Despite always being a unibody vehicle, like many body-on-frame SUVs, the Jeep Grand Cherokee has been largely shown the door by a raft of new crossovers that have played to consumers looking for improved on-road performance. Oh, back when the current WK model was new for 2005, then-DaimlerChrysler made a splash with a new double-wishbone suspension that was better able to soak up tarmac imperfections, but some hardcore brand loyalists felt betrayed because the improved ride came at the expense of axle articulation. Not wanting to risk offending brand acolytes with their new 2011 model, Jeep faced a pair of seemingly divergent goals: Improve off-road ability while making the vehicle more attractive to a wider, street-oriented mainstream audience. In other words, as Chrysler's vice-president of design Ralph Gilles put it to us, Jeep's mission was to "put the 'Grand' back in Grand Cherokee." Jeep's solution to its two-audience conundrum is the model you see before you, and while it shares lots of familiar cues, in the metal it looks at once far more aggressive than the exiting lantern-eyed WK, and ultimately more crossover-like. While it retains iconography like the seven-slot grille, the new headlamps have a meaner look thanks to a furrowed-brow appearance granted by the new hood. Perhaps the most dramatic departure is the profile view, where a new CUV-like tapering greenhouse takes up residence above a dramatically scalloped bodyside graphic. According to Gilles, the door panel indent is so pronounced that the company says they were "one step away from needing a compound hinge" to pull it off. If that profile looks longer to you, that's because it is – the wheelbase has swelled by four-inches, with that extra space dedicated completely to rear-seat passengers (+ three inches) and cargo room (+ one inch). The rear end is all-new as well, with a cleaner license plate surround and more horizontally oriented tail-lamps that emphasize the Grand Cherokee's wider width. Loyalists take note: Your pass-through rear glass has been retained.

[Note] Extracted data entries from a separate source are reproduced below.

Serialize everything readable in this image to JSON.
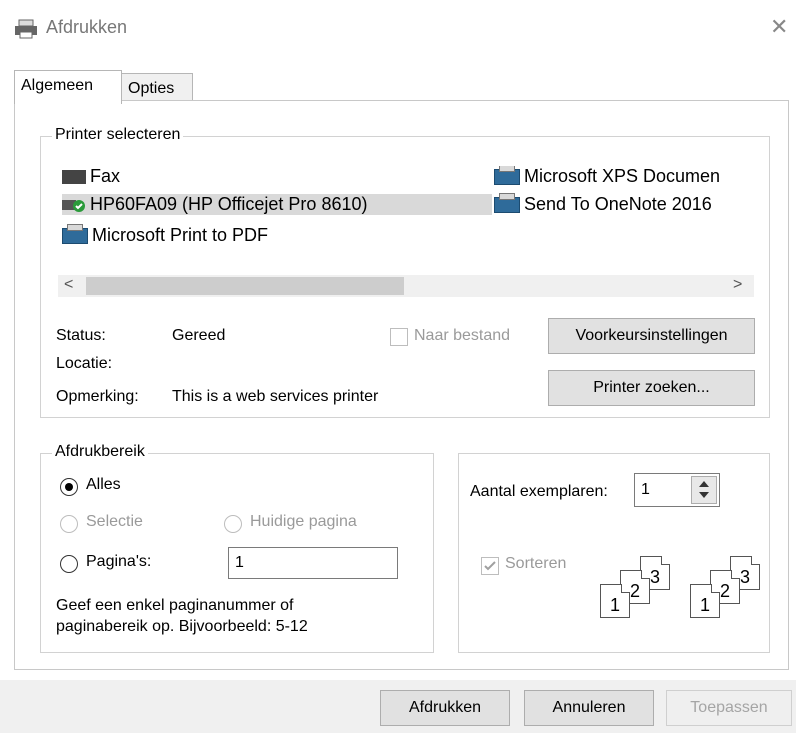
{
  "window": {
    "title": "Afdrukken",
    "close_glyph": "✕"
  },
  "tabs": [
    {
      "label": "Algemeen"
    },
    {
      "label": "Opties"
    }
  ],
  "printer_group": {
    "legend": "Printer selecteren",
    "printers": [
      {
        "name": "Fax",
        "icon": "fax-icon"
      },
      {
        "name": "HP60FA09 (HP Officejet Pro 8610)",
        "icon": "printer-default-icon"
      },
      {
        "name": "Microsoft Print to PDF",
        "icon": "printer-icon"
      },
      {
        "name": "Microsoft XPS Documen",
        "icon": "printer-icon"
      },
      {
        "name": "Send To OneNote 2016",
        "icon": "printer-icon"
      }
    ],
    "selected": "HP60FA09 (HP Officejet Pro 8610)",
    "scroll_left": "<",
    "scroll_right": ">",
    "status_label": "Status:",
    "status_value": "Gereed",
    "location_label": "Locatie:",
    "location_value": "",
    "comment_label": "Opmerking:",
    "comment_value": "This is a web services printer",
    "to_file_label": "Naar bestand",
    "prefs_button": "Voorkeursinstellingen",
    "find_button": "Printer zoeken..."
  },
  "range_group": {
    "legend": "Afdrukbereik",
    "all": "Alles",
    "selection": "Selectie",
    "current": "Huidige pagina",
    "pages": "Pagina's:",
    "pages_value": "1",
    "hint_line1": "Geef een enkel paginanummer of",
    "hint_line2": "paginabereik op. Bijvoorbeeld: 5-12"
  },
  "copies_group": {
    "copies_label": "Aantal exemplaren:",
    "copies_value": "1",
    "collate_label": "Sorteren",
    "page_numbers": [
      "1",
      "2",
      "3"
    ]
  },
  "footer": {
    "print": "Afdrukken",
    "cancel": "Annuleren",
    "apply": "Toepassen"
  },
  "colors": {
    "selected_row": "#d9d9d9",
    "disabled_text": "#a5a5a5",
    "accent": "#2f6b9a"
  }
}
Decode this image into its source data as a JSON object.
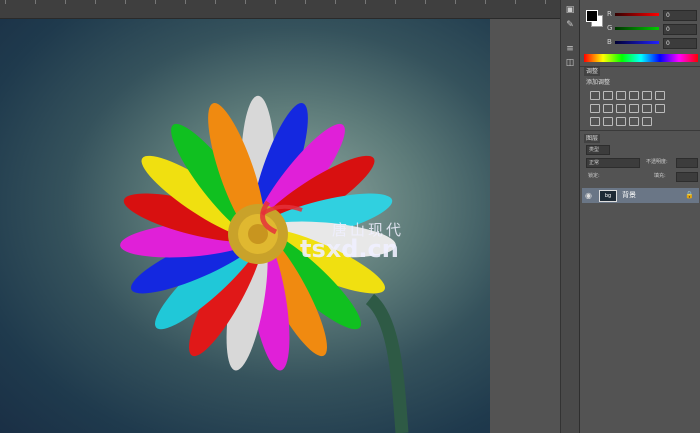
{
  "watermark": {
    "chinese": "唐山现代",
    "domain": "tsxd.cn"
  },
  "colors": {
    "app_bg": "#535353",
    "ruler": "#3f3f3f",
    "selected_layer": "#6a7686"
  },
  "toolstrip": {
    "icons": [
      "history-icon",
      "brush-preset-icon",
      "layers-panel-icon",
      "channels-icon"
    ]
  },
  "color_panel": {
    "sliders": [
      {
        "label": "R",
        "value": "0"
      },
      {
        "label": "G",
        "value": "0"
      },
      {
        "label": "B",
        "value": "0"
      }
    ]
  },
  "adjustments_panel": {
    "tab_label": "调整",
    "title": "添加调整"
  },
  "layers_panel": {
    "tab_label": "图层",
    "filter_label": "类型",
    "mode_label": "正常",
    "opacity_label": "不透明度:",
    "lock_label": "锁定:",
    "fill_label": "填充:",
    "layer": {
      "name": "背景",
      "thumb_label": "bg"
    }
  }
}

This new model has a longer wheelbase and a more refined, crossover-like aesthetic. How exactly is that going to appeal to the mudpluggers in the audience? Well, Jeep has added a bounty of new off-road minded technology, in addition to new powertrains and a stiffened structure. Starting with the engine choices, the volume model is expected to be the company's new flex-fuel "Phoenix" V6. The variable-valve timing equipped 3.6-liter engine nets 280 horsepower and 260 pound-feet of torque at 4,800 rpm – a substantial 33% bump in horsepower and an 11% boost in torque over the departing V6. Backed by a carryover five-speed automatic, it is also a more efficient powertrain, with a claimed 11% increase in fuel economy. This new six-cylinder is scheduled to appear in many more products, potentially showing up in seven or eight different applications. Jeep officials expect the V6 to account for more than 50 percent of Grand Cherokee sales, a big switch over the WK GC, which skews more than 75 percent in favor of the V8.